It is small wonder that the ecclesiastical authorities soon convened in the Synod of Oxford (1408) and forbade the publication and reading of unauthorized vernacular versions of the Scriptures, restricting the permission to read the Bible in the vernacular to versions approved by the ordinary of the place, or, if the case so require, by the provincial council.
http://www.newadvent.org/cathen/15367a.htm#english
As for the pre-Wyclif translations, none were a complete Bible.
Wyclif's was the first translation of the entire Bible.
Tyndales was the first printed English Bible.
(3) Printed English Bibles We are now entering the period of printed English Scriptures. France, Spain, Italy, Bohemia, and Holland possessed the Bible in the vernacular before the accession of Henry VIII; in Germany the Scriptures were printed in 1466, and seventeen editions had left the press before the apostasy of Luther.
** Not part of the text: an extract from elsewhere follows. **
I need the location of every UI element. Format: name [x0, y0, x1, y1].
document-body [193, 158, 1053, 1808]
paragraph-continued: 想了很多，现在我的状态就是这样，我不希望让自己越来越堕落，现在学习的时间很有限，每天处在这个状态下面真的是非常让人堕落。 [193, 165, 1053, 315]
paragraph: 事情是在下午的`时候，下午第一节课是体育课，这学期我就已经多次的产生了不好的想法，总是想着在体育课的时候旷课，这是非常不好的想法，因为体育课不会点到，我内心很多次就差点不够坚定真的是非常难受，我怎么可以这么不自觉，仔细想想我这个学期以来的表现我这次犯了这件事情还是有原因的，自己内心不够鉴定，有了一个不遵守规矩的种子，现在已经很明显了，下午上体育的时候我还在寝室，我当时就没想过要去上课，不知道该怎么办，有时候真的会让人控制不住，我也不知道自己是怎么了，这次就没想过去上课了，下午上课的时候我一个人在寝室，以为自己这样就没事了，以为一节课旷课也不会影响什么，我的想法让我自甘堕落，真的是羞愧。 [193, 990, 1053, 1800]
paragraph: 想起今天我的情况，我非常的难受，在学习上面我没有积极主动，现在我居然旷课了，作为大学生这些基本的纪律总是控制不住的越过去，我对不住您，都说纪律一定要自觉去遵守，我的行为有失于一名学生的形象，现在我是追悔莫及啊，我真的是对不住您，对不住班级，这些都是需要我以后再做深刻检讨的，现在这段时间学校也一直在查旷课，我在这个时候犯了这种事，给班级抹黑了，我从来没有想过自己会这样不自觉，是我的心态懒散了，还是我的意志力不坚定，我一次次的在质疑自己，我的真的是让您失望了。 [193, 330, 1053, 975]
No part of the English Bible was printed before 1525, no complete Bible before 1535, and none in England before 1538.
http://www.newadvent.org/cathen/15367a.htm#english
Those are the facts, according to your own Roman Catholic sources.
English was not the default language of educated England after the Norman conquests until about 1350. French, Anglo-Norman and Latin were the languages of the literate instead.
Why would one create a translation into another language when anyone who could read the English could also read the extant Latin or French translations?
This only motive was to inject one’s own words into the text. This is why the vernaculars were usually the product of heretics, and were viewed with just suspicion by the authorities, both ecclesial and temporal.